As the United States prepared for a holiday weekend ahead of the Fourth of July, the ransomware group REvil was capitalising on a vulnerability in Kaseya software to attack managed service providers (MSPs) and their downstream customers. At least 1,500 companies appear to have been affected, even ones with no direct relationship to Kaseya.
REvil has demanded a total payment of $70 million in Bitcoin. For a group that tries to maximise its profits, this seems odd for two reasons:
- How does the group expect a single entity to collect $70 million from potentially thousands of affected organisations? REvil must be aware of the massive logistical challenges behind this, even if they expect Kaseya to act as a focal point for collecting the money.
- Since DarkSide lost access to most of the Colonial Pipeline ransom, criminal groups have shifted to demanding payments in Monero rather than Bitcoin. As a cryptocurrency, Monero appears to be more difficult to track for law enforcement agencies. The fact that REvil used Bitcoin, a more traceable cryptocurrency, seems counterproductive to their usual goal of maximising profits.
Darktrace also noticed that other, more traditional ‘big game hunting' REvil ransomware operations took place over the same weekend. This is not surprising as REvil is running a RaaS model — so it's likely some affiliate groups continued their regular big game hunting attacks while the Kaseya supply chain attack was underway.
Dissecting REvil ransomware from the network perspective
The attack was particularly effective because it leveraged unpatched vulnerabilities in Kaseya systems, which were able to bypass signature-based security. Once Kaseya had been infected, REvil were able to compromise almost 70 MSPs leading to a ripple effect down the supply chain. As the malware came from trusted third parties, it easily evaded legacy security tools.
Darktrace, however, takes a fundamentally different approach to security. It applies Self-Learning AI to form an understanding of ‘normal' for every user and organisation. This enables it to detect anomalies and stop threats on the first encounter.

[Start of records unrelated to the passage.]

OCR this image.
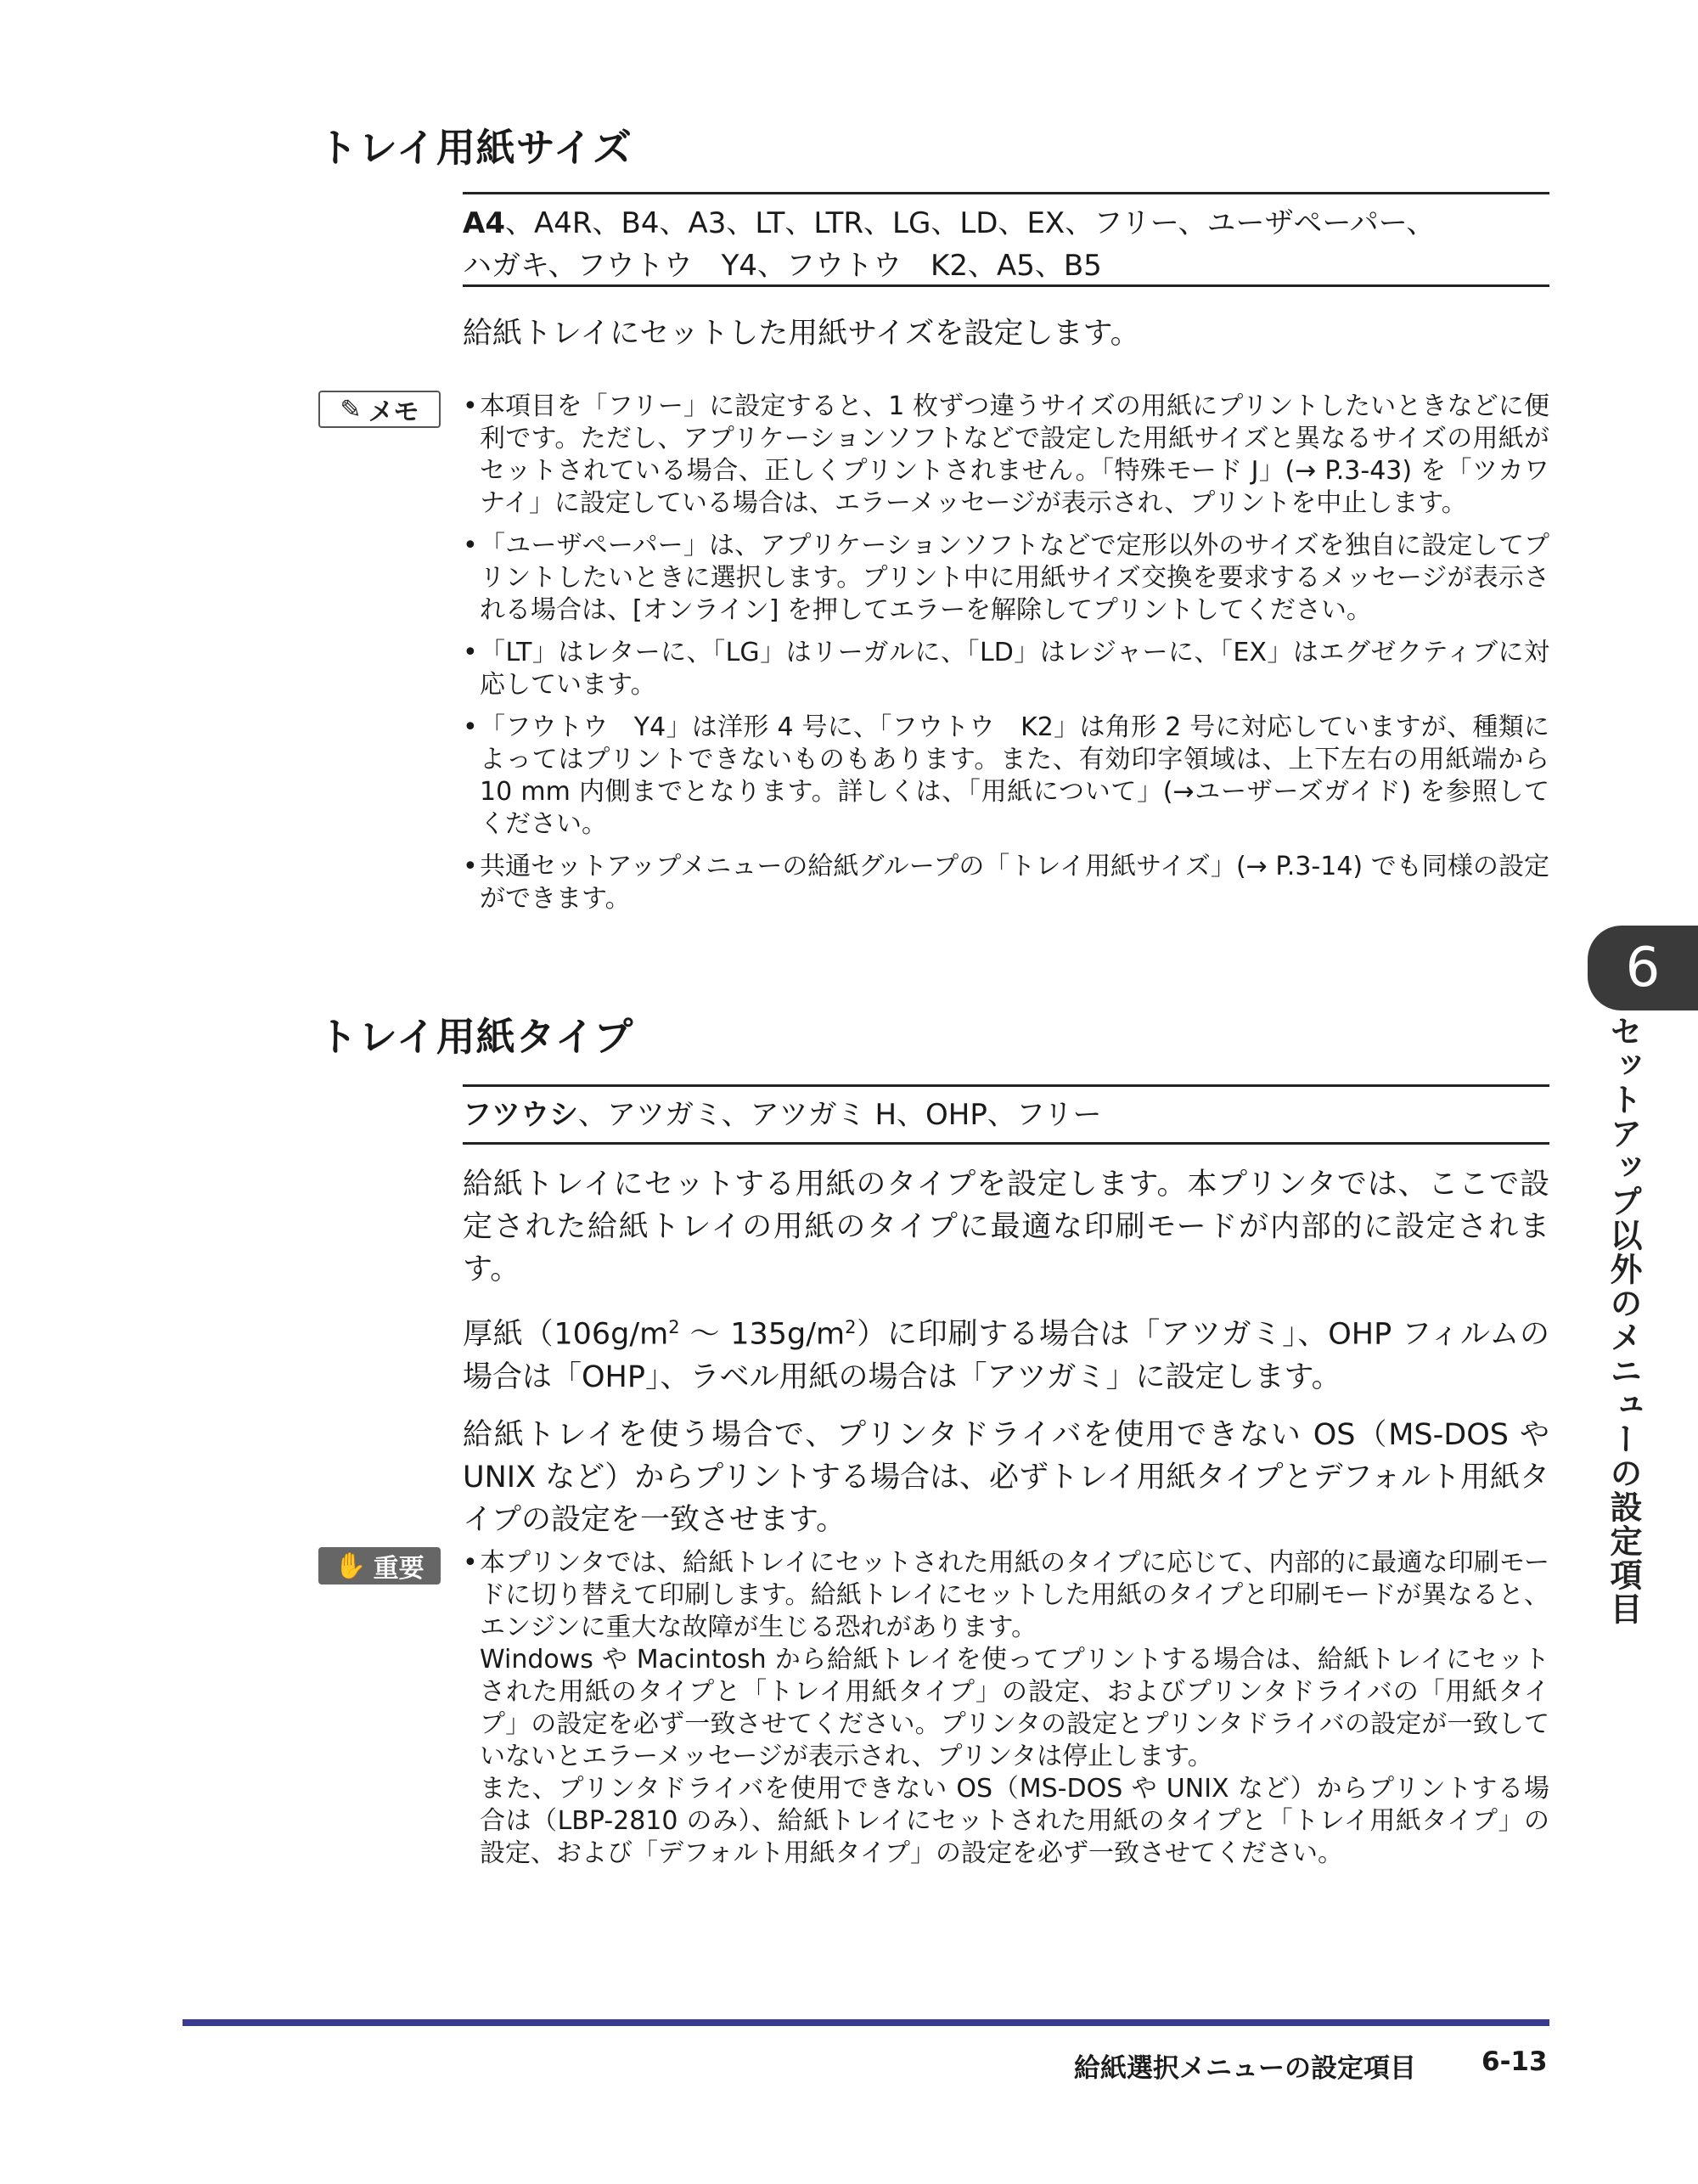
トレイ用紙サイズ
A4、A4R、B4、A3、LT、LTR、LG、LD、EX、フリー、ユーザペーパー、
ハガキ、フウトウ　Y4、フウトウ　K2、A5、B5

給紙トレイにセットした用紙サイズを設定します。

✎ メモ	• 本項目を「フリー」に設定すると、1 枚ずつ違うサイズの用紙にプリントしたいときなどに便利です。ただし、アプリケーションソフトなどで設定した用紙サイズと異なるサイズの用紙がセットされている場合、正しくプリントされません。「特殊モード J」(→ P.3-43) を「ツカワナイ」に設定している場合は、エラーメッセージが表示され、プリントを中止します。
• 「ユーザペーパー」は、アプリケーションソフトなどで定形以外のサイズを独自に設定してプリントしたいときに選択します。プリント中に用紙サイズ交換を要求するメッセージが表示される場合は、[オンライン] を押してエラーを解除してプリントしてください。
• 「LT」はレターに、「LG」はリーガルに、「LD」はレジャーに、「EX」はエグゼクティブに対応しています。
• 「フウトウ　Y4」は洋形 4 号に、「フウトウ　K2」は角形 2 号に対応していますが、種類によってはプリントできないものもあります。また、有効印字領域は、上下左右の用紙端から 10 mm 内側までとなります。詳しくは、「用紙について」(→ユーザーズガイド) を参照してください。
• 共通セットアップメニューの給紙グループの「トレイ用紙サイズ」(→ P.3-14) でも同様の設定ができます。
トレイ用紙タイプ
フツウシ、アツガミ、アツガミ H、OHP、フリー

給紙トレイにセットする用紙のタイプを設定します。本プリンタでは、ここで設定された給紙トレイの用紙のタイプに最適な印刷モードが内部的に設定されます。

厚紙（$106g/m^2$ ～ $135g/m^2$）に印刷する場合は「アツガミ」、OHP フィルムの場合は「OHP」、ラベル用紙の場合は「アツガミ」に設定します。

給紙トレイを使う場合で、プリンタドライバを使用できない OS（MS-DOS や UNIX など）からプリントする場合は、必ずトレイ用紙タイプとデフォルト用紙タイプの設定を一致させます。

✋ 重要	• 本プリンタでは、給紙トレイにセットされた用紙のタイプに応じて、内部的に最適な印刷モードに切り替えて印刷します。給紙トレイにセットした用紙のタイプと印刷モードが異なると、エンジンに重大な故障が生じる恐れがあります。
Windows や Macintosh から給紙トレイを使ってプリントする場合は、給紙トレイにセットされた用紙のタイプと「トレイ用紙タイプ」の設定、およびプリンタドライバの「用紙タイプ」の設定を必ず一致させてください。プリンタの設定とプリンタドライバの設定が一致していないとエラーメッセージが表示され、プリンタは停止します。
また、プリンタドライバを使用できない OS（MS-DOS や UNIX など）からプリントする場合は（LBP-2810 のみ）、給紙トレイにセットされた用紙のタイプと「トレイ用紙タイプ」の設定、および「デフォルト用紙タイプ」の設定を必ず一致させてください。
6
セットアップ以外のメニューの設定項目
給紙選択メニューの設定項目 6-13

Figure 1: Darktrace detects encryption from the infected device
Darktrace detected the first signs of ransomware on the network as soon as encryption had begun. The ransomware began to take action at 11:08:32, shown by the ‘SMB Delete Success' from the infected laptop to an SMB server. While the laptop sometimes reads files on that SMB server, it never deletes these types of files on this particular file share, so Darktrace detected this activity as new and unusual.
Simultaneously, the infected laptop created the ransom note ‘943860t-readme.txt'. Again, the ‘SMB Write Success' to the SMB server was alerted as a new activity. By detecting and correlating these subtle anomalies, Darktrace identified them as the earliest stages of ransomware encryption on the network.
Antigena, Darktrace's Autonomous Response capability, took immediate action by enforcing a ‘pattern of life' for five minutes and quarantining the device for 24 hours.
For several minutes, the infected laptop kept trying to connect to other internal devices via SMB to continue the encryption activity. It was blocked by Antigena at every stage, limiting the spread of the attack and mitigating any damage posed via the network encryption.
Unpredictable is not undefendable
This case study demonstrates how self-learning technology detects such attacks and minimises damage. It functions as a crucial part of defence-in-depth when other layers — such as endpoint protection, threat Intelligence or known signatures and rules — fail to detect unknown threats.